O regime vai pra escola

O atual inquilino do Planalto jamais fez segredo de que Educação e Cultura não faziam parte da lista de prioridades de seu governo, possivelmente por confiar na fórmula de que quanto mais desinformada a população mais fácil será manipulá-la.

Quatro ministros da Educação despreparados para a função, o incompreensível rebaixamento de nosso Ministério da Cultura para um penduricalho do Ministério do Turismo, o corte de verbas das universidades federais, institutos de pesquisa e museus produziram um cenário de penúria que suscita o temor de que gerações futuras poderão voltar a assinar os documentos de praxe com o polegar da mão direita.

Nada de realmente relevante aconteceu na esfera da Educação nestes dois anos e meio de Bolsonaro no poder, salvo dois projetos na educação básica que deverão servir de trampolim para a difusão da visão do mundo do regime.

As escolas cívico-militares remontam aos primórdios da atual gestão. No dia a dia são mais militares do que civis, pois costumam impor regras rígidas de conduta, como o corte de cabelo padrão, uniforme similar à PM, e hasteamento da bandeira diariamente, antes de marchar para a respectiva sala de aula. Demonstrações de afeto também não são bem-vistas.

Segundo o MEC, 25 estados já aderiram ao programa, sendo que em nosso estado já abrigamos cerca de 12 escolas deste modelo.

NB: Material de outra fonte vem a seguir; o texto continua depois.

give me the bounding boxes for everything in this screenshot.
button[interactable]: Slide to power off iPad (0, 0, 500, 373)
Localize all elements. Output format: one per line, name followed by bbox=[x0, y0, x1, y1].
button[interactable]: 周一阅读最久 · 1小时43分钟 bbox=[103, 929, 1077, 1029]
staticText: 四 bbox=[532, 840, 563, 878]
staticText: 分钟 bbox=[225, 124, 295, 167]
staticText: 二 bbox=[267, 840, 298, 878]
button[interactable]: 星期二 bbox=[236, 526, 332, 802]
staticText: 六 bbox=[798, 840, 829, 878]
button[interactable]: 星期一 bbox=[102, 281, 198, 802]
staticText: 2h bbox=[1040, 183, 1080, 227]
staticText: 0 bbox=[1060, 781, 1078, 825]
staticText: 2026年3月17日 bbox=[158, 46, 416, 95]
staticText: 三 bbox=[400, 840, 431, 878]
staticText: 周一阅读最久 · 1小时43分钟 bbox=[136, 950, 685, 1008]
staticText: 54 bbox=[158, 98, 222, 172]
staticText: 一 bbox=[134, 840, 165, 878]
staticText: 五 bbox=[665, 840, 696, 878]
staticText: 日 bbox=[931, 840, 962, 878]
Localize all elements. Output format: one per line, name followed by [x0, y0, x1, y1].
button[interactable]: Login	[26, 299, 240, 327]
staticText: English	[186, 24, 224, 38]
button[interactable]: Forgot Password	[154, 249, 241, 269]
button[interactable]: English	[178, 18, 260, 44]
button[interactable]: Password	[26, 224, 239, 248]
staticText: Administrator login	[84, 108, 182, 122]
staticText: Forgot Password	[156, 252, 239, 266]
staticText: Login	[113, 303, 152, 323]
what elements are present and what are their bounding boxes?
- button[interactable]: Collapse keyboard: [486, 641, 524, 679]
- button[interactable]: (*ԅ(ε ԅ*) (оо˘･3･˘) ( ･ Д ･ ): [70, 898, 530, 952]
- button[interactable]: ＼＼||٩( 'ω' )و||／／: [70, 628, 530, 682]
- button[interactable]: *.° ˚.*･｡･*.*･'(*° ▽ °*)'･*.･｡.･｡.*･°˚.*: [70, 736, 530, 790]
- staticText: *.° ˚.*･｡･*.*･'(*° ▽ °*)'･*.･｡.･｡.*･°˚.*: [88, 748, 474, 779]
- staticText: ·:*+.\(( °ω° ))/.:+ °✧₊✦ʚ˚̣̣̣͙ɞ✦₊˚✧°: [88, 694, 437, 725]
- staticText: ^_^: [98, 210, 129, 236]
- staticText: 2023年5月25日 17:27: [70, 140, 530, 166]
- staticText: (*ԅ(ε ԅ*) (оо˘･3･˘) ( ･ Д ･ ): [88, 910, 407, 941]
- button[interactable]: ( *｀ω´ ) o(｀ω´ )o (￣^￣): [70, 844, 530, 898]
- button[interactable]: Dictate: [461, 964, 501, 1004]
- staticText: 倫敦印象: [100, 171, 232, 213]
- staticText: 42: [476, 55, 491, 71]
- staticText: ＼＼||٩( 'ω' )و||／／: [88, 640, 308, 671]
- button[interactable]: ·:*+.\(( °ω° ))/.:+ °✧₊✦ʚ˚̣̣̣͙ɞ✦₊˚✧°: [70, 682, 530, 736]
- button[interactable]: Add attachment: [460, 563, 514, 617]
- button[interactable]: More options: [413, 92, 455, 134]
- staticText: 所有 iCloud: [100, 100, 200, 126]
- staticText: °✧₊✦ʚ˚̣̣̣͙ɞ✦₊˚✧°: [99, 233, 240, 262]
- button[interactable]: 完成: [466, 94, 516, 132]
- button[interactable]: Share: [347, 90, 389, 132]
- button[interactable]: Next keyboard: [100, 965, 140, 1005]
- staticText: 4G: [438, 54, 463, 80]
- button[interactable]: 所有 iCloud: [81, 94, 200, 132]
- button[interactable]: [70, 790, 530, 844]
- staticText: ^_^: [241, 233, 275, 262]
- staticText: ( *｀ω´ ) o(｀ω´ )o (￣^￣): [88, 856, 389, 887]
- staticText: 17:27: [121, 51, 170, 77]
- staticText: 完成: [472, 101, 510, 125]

Apesar dos bons resultados pedagógicos obtidos, professores civis reclamam com maior frequência da interferência das fardas em sua metodologia de ensino, o que acaba fortalecendo a militarização escolar em detrimento de uma educação democrática e participativa.   

Recentemente, a administração de uma Escola Cívico-Militar no Rio de Janeiro foi suspensa por obrigar os alunos perfilados no pátio, repetir as palavras lidas por um adulto: “muitos querem, mas não podem, nós queremos e podemos, nós somos nós e o resto é o resto, Brasil acima de tudo, abaixo de Deus”.

É o bolsonarismo em ação!

O segundo projeto desenvolvido pelo governo Bolsonaro é o chamado “Homeschooling”, o ensino domiciliar, já mencionado em sua campanha eleitoral. Nesta modalidade de ensino, os pais são os responsáveis pela educação dos filhos, mas eventualmente poderão contratar um professor para auxiliá-los na tarefa.

O material didático viria do Ministério da Educação e os controles e a parte burocrática deverão ficar sob a responsabilidade das Secretarias de Educação municipais.  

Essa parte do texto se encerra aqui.